More than 220 members of the FFA and 4-H Clubs from Montana, North Dakota and South Dakota converged on the Four Seasons Pavilion Saturday February 8th for the Badlands Judging event, with Adams County winning both the senior and junior 4-H Livestock competitions.

In the senior 4-H competition, Adams County finished ahead of Golden Valley, Oliver Valley, Bowman County, Stark-Billings County, Morton County and McKenzie County. A second Oliver County 4-H team placed eighth.

In the junior 4-H competition, Adams County also took the top spot in the junior 4-H Livestock competition, followed by Grant County, Stark-Billings County, McKenzie County and Morton County. A second team from Grant County placed ninth in the competition.

According to the Slope County NDSU Extension agent, Shelby Hewson, Slope County competitors were part of the Adams County contingent which placed first in both categories.

In the FFA team livestock judging, Dickinson had two teams place first and second, followed by Belfield, Watford City, Scranton, Grant County, Mandan, Mott-Regent, New England and Flasher. A third team from Dickinson placed 11th in the team standings.

In the FFA Agronomy competition, Grant County placed first, in front of New England, Belfield, Mandan, Mott-Regent, Hettinger, Watford City, Dickinson and Flasher.

In the individual competition, while Laura Muggli of Grant County was first, Slope County’s Grace and Emily Dinius were second and fourth in the scoring. Competing for New England FFA, Grace Dinius scored 826 points, just 10 behind the leader. Emily Dinius was fourth with 747 points. New England also had William Schmidt (13th), Emma Bock (15th), Katie Schmidt (16th) and Samantha Fitterer (30th).

In the FFA Livestock category, Avery Roth of Grant County placed first, followed by Rylie Dohrmann, Isaac Binstock and Haeden Bullinger, all from Dickinson. Wyatt Dorner, competing for New England FFA, was eighth.

Scranton’s top finisher was Dani Maychrzak, who finished 17th, while Ella Anderson was 24th in the competition. The Scranton team placed fifth, while a pair of Dickinson teams placed first and second.

According to Max Robison, the Bowman County NDSU Extension agent, the turnout was a big increase over previous years for the Bowman County-Scranton FFA who sponsored the event.

“We had quite a few more in the FFA Agronomy/Ag Sales side,” he said. “We also had quite a few more judges for FFA and 4-H. Last year, the weather had a lot to do with it and we had a storm. Things were kind of nasty and a lot of teams could not make it.

“But, it is a really good turnout this year … and a little warmer,” he added.
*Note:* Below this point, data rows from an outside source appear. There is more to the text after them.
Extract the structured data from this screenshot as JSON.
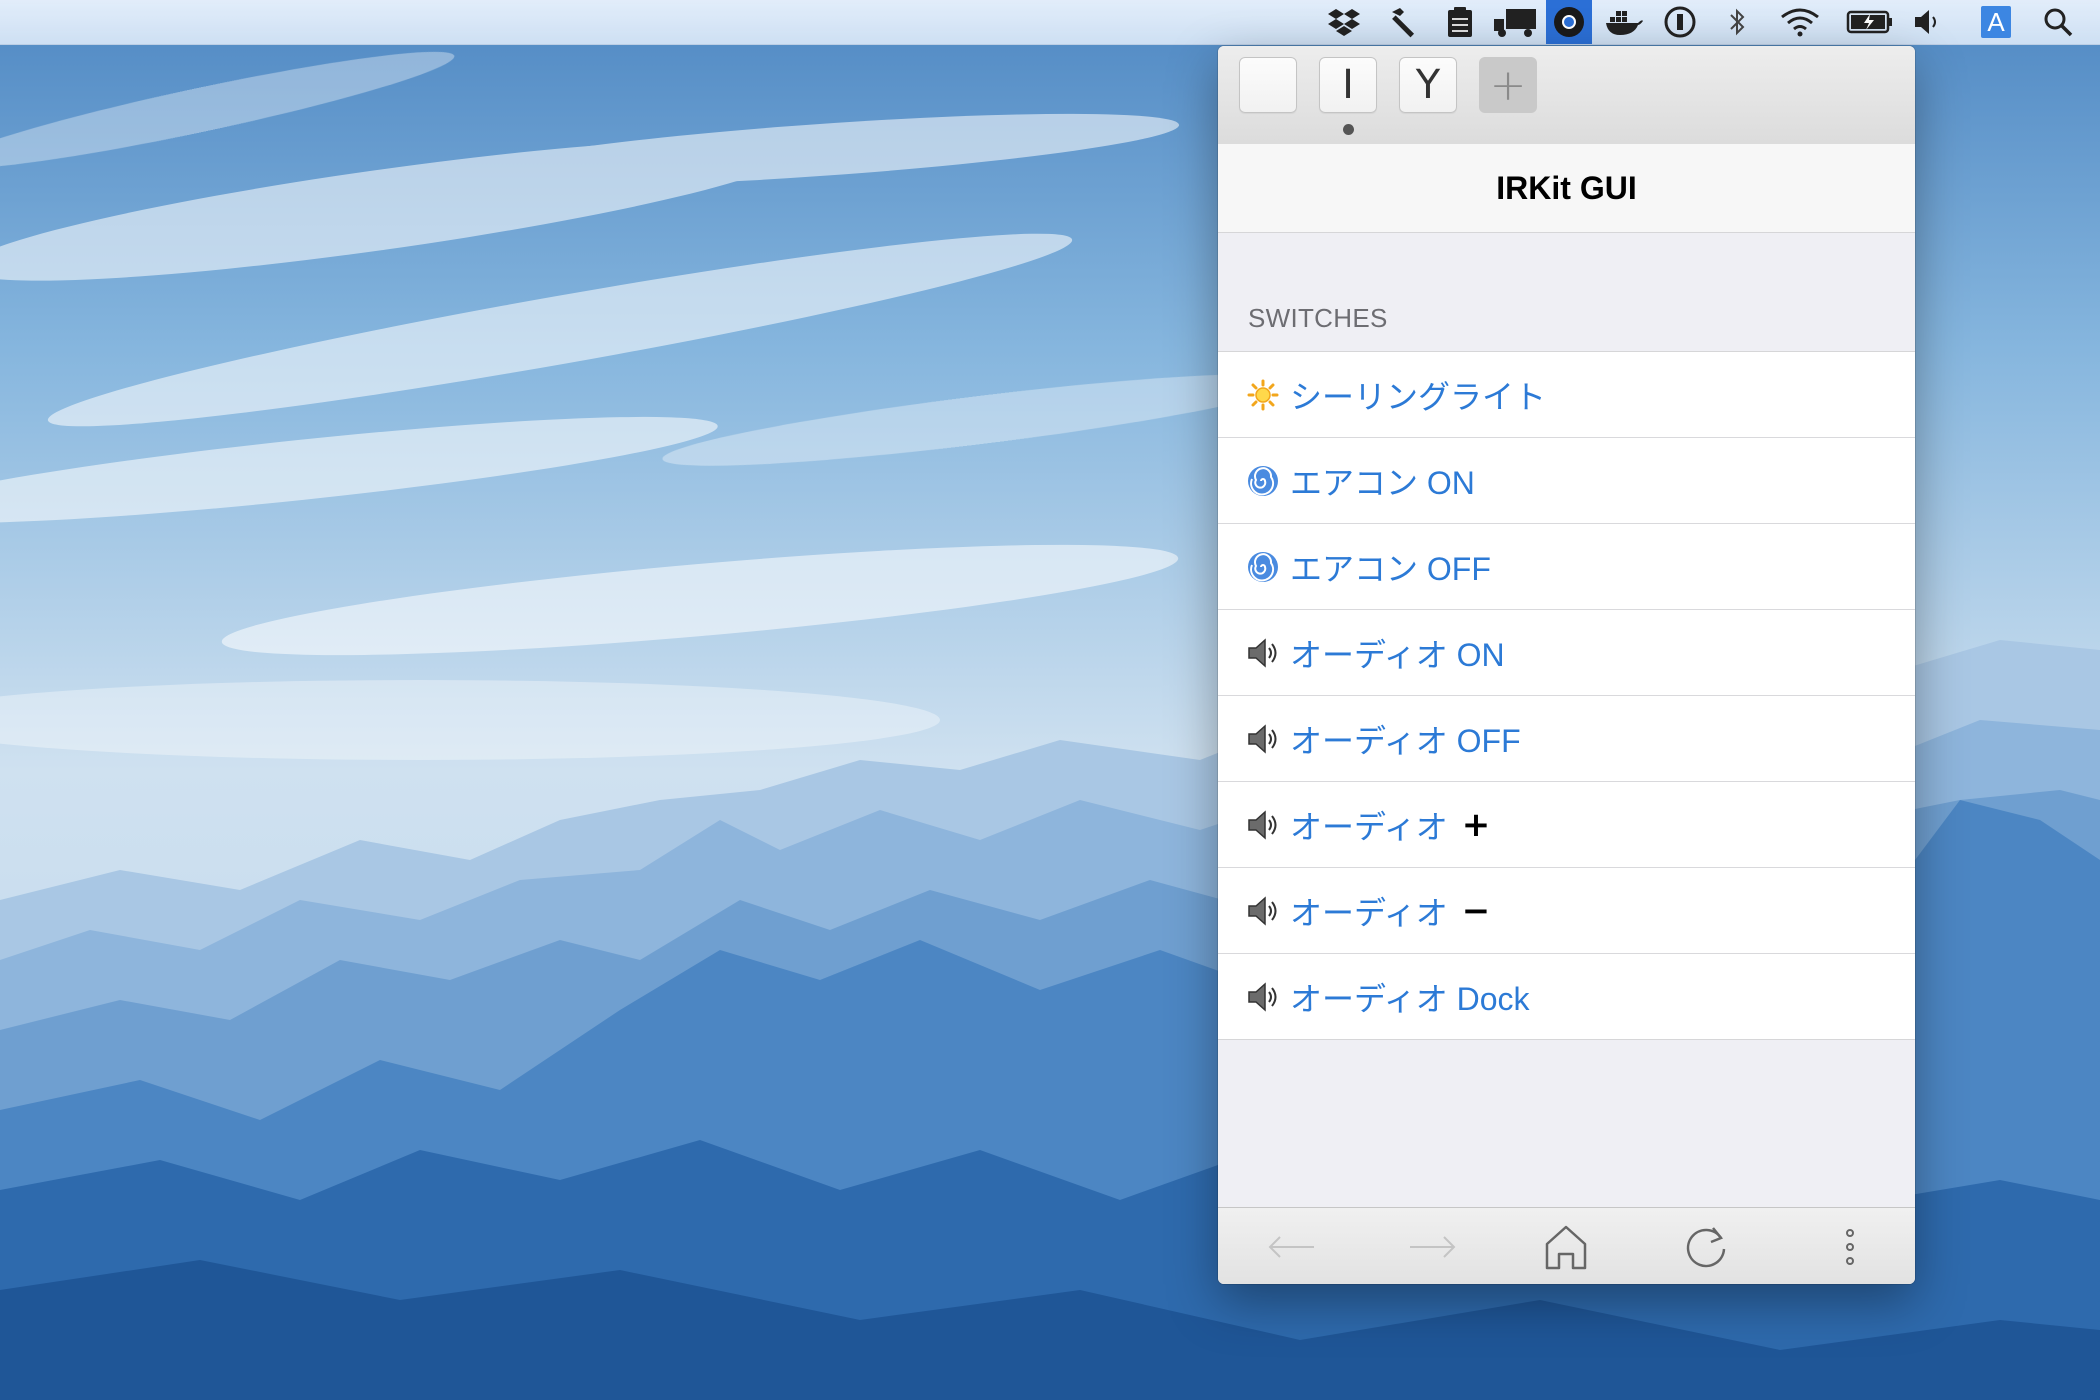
{
  "menubar": {
    "icons": [
      "dropbox-icon",
      "hammer-icon",
      "clipboard-icon",
      "truck-icon",
      "chrome-icon",
      "docker-icon",
      "onepassword-icon",
      "bluetooth-icon",
      "wifi-icon",
      "battery-icon",
      "volume-icon",
      "input-source-icon",
      "spotlight-icon"
    ],
    "input_source_label": "A"
  },
  "popover": {
    "tabs": [
      {
        "label": ""
      },
      {
        "label": "I"
      },
      {
        "label": "Y"
      },
      {
        "label": "+"
      }
    ],
    "title": "IRKit GUI",
    "section_header": "SWITCHES",
    "items": [
      {
        "icon": "sun-icon",
        "label": "シーリングライト",
        "suffix": ""
      },
      {
        "icon": "cyclone-icon",
        "label": "エアコン ON",
        "suffix": ""
      },
      {
        "icon": "cyclone-icon",
        "label": "エアコン OFF",
        "suffix": ""
      },
      {
        "icon": "speaker-icon",
        "label": "オーディオ ON",
        "suffix": ""
      },
      {
        "icon": "speaker-icon",
        "label": "オーディオ OFF",
        "suffix": ""
      },
      {
        "icon": "speaker-icon",
        "label": "オーディオ",
        "suffix": "+"
      },
      {
        "icon": "speaker-icon",
        "label": "オーディオ",
        "suffix": "−"
      },
      {
        "icon": "speaker-icon",
        "label": "オーディオ Dock",
        "suffix": ""
      }
    ],
    "bottom_bar": [
      "back-arrow-icon",
      "forward-arrow-icon",
      "home-icon",
      "reload-icon",
      "more-icon"
    ]
  },
  "colors": {
    "link_blue": "#2c7ad6",
    "menubar_active": "#2b6fd6"
  }
}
“There is a good number more FFA judges as well as quite an increase in the junior 4-H.”

He also said that the quality of the animals is also a key to the success of the Badlands competition. “One of the reasons that Bowman has a pretty successful contest is that we can get the quality of livestock from within Bowman County and Adams County as well. They were really helpful this year and able to find us the sheep from Dave Pearson at the Hettinger Research Center, the hogs from Larson’s over in Adams County and the cattle came from Murnak Herefords and Dry Creek Red Angus,” Robison said.

The county extension agent said that the competitors are evaluated not only on their ability to numerically rate livestock but also on the ability to justify their ratings to judges in a verbal presentation.